Multi Cluster monitoring & How to save ourselves during major outages


This presentation introduces actual cases of outages and how to solve them by using our cluster monitoring data. In addition, we also show some useful data/metrics and difficulty of cluster monitoring with the large-scale environment. Scale and usage of our production cluster have increased day by day. It’s difficult to keep track of the cluster status in terms of API, Internal communication, and process base layer. Once we can review weekly/monthly cluster status, we can work on each problem proactively. Implementing Cluster Monitoring to discover errors in our multi-cluster environment can draw the SRE’s attention to the problem as soon as it happens.
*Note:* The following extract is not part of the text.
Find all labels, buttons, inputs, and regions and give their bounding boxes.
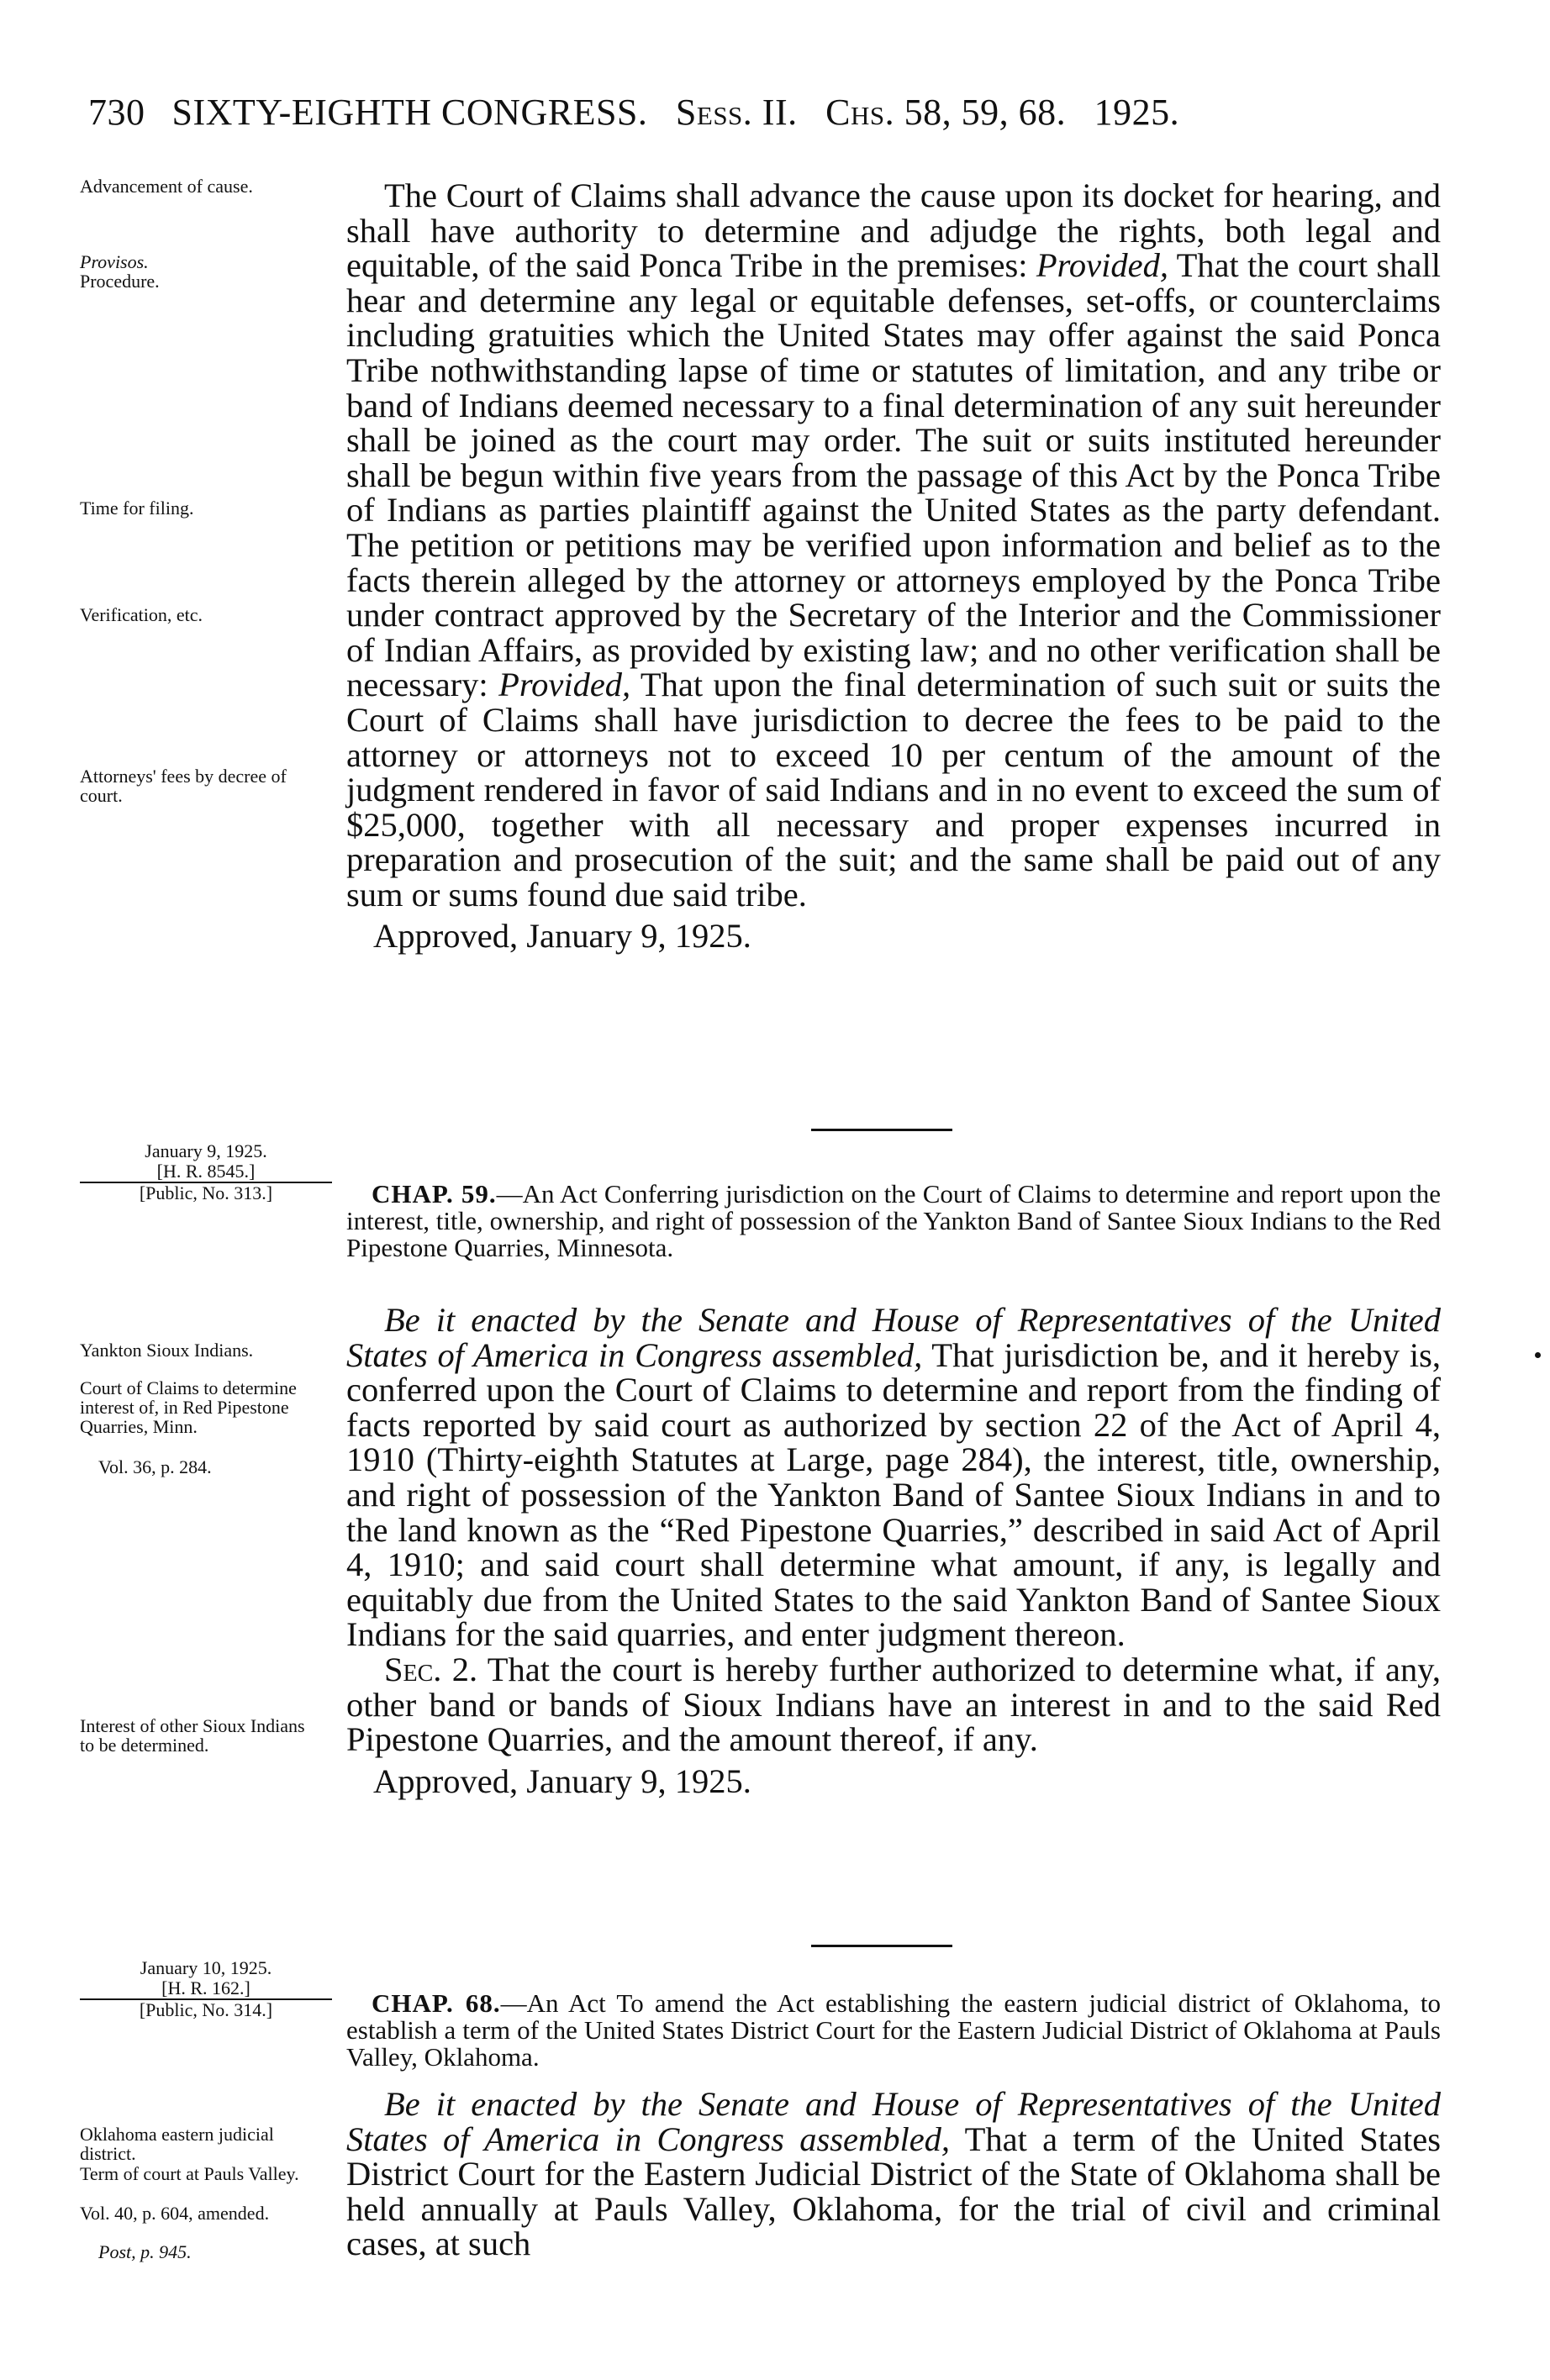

The main problems we have faced in the design of our Cluster Monitoring project are the huge amount of data, the complicated layer structure, and a wide type of metrics, each with its own Request Rate, parameters. We created a solution, which was aimed at finding potential failures as quickly as possible.

Reedip Banerjee
LINE Corporation
DevOps Engineer

Reedip has been working with the OpenStack community from Mitaka and is a Senior Software Engineer in LINE Corporation. He was previously Senior Technical Leader in NEC India and Senior Software Engineer in RedHat. He has experience of more than 13 years, mostly in the storage, cloud, and telecom domain. He is currently working as a Cloud Engineer for Private Openstack Cloud deployment. He has worked on different Proofs-of-Concept of Disaster Recovery, Cloud Integration with the Internet of Things, and Smart City. He has been involved with networking ( Neutron ). He has speaking experiences at Openstack Summits.